Il Codacons e la Coldiretti prefigurano scenari diversi: il prossimo sarà il Natale della ripresa o del risparmio?

I più impazienti hanno già iniziato il countdown, nonostante alle festività natalizie manchi ancora più di un mese. E con loro, anche alcuni “osservatori speciali” si sono già messi all’opera consegnando previsioni sull’imminente futuro. Secondo la Coldiretti, lo shopping natalizio degli italiani sarà quest’anno più contenuto, mentre secondo il Codacons sarà più “rilassato”.


L’analisi della Coldiretti prevede che, a partire dai prossimi giorni, le famiglie italiane spenderanno in media 219 euro per i regali da mettere sotto l’albero. Una cifra che segna una flessione del 2,4% rispetto a quanto speso l’anno scorso e che certifica una certa distanza dai 276 euro che verranno mediamente spesi dai cittadini europei. Per non parlare del gap con gli inglesi che, secondo le previsioni dell’associazione, destineranno ben 468 euro ai regali di Natale. Più “tirati” di noi si riveleranno invece gli olandesi per i quali sembra prospettarsi un Natale low cost, con una spesa media di 114 euro a famiglia. Al di là del budget, comunque, molti italiani (uno su quattro, secondo la Coldiretti) cercheranno di “giocare d’anticipo” e di concludere entro la fine di novembre l’acquisto di tutti i regali. Per beneficiare di alcune offerte promozionali e per evitare le code che, inevitabilmente, si creeranno alle casse dei negozi in prossimità della festa. Tra i regali più gettonati, ci saranno i libri, ma anche gli oggetti tecnologici, i capi di abbigliamento, i prodotti di bellezza e quelli dell’enogastronomia a testimonianza – secondo la Coldiretti – di un ritorno alle tradizioni della cucina nostrana.

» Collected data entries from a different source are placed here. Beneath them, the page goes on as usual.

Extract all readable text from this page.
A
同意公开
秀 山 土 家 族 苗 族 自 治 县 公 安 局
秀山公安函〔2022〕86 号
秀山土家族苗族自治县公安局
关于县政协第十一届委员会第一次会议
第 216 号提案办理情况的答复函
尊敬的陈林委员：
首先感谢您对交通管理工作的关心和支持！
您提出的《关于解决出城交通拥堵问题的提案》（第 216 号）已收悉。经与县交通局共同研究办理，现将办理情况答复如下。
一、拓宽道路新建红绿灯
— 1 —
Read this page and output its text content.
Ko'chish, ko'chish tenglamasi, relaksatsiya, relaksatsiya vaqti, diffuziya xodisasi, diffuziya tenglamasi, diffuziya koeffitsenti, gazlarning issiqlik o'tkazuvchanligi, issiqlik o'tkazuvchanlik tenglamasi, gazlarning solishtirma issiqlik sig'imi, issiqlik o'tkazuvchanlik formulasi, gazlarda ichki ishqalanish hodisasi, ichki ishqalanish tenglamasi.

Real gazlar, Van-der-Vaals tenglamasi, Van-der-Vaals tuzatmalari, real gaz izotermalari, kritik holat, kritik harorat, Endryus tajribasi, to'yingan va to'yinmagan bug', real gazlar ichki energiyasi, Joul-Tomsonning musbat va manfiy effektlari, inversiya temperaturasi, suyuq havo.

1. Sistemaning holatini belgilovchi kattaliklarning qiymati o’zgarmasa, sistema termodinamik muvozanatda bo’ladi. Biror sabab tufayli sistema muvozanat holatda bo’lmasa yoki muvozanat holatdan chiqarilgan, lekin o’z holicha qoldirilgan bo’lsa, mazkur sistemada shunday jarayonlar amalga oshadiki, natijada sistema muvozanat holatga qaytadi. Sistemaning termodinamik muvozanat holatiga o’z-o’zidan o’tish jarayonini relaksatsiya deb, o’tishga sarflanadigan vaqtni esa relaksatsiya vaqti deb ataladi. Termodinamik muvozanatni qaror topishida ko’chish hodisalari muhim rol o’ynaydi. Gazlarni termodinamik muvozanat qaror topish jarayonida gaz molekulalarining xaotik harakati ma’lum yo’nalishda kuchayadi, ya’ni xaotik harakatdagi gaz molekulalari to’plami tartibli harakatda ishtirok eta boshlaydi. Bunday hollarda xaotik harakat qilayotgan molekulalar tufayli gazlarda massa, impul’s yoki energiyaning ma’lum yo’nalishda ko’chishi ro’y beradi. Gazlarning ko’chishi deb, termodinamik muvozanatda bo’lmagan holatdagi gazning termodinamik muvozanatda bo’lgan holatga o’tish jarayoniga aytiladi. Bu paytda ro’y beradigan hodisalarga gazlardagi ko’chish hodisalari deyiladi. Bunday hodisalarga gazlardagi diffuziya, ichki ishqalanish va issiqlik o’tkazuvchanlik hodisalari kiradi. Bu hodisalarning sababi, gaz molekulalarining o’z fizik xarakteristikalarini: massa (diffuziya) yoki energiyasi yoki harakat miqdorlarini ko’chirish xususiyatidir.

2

Di tutt’altro avviso il Codacons secondo cui, invece, il Natale 2015 degli italiani sarà il più “spendaccione” degli ultimi 8 anni. Nello specifico, l’associazione prevede una spesa media pro-capite di 168 euro, in aumento del 2,5% rispetto al 2014. Per quanto vadano fatte delle precisazioni perché i nostri connazionali non apriranno il portafoglio in maniera indiscriminata. Anzi: in netto aumento sono date le quotazioni di giocattoli e prodotti alimentari (le tavole natalizie dovrebbero insomma risultare più ricche), mentre per abbigliamento e casa non si prevedono particolari miglioramenti.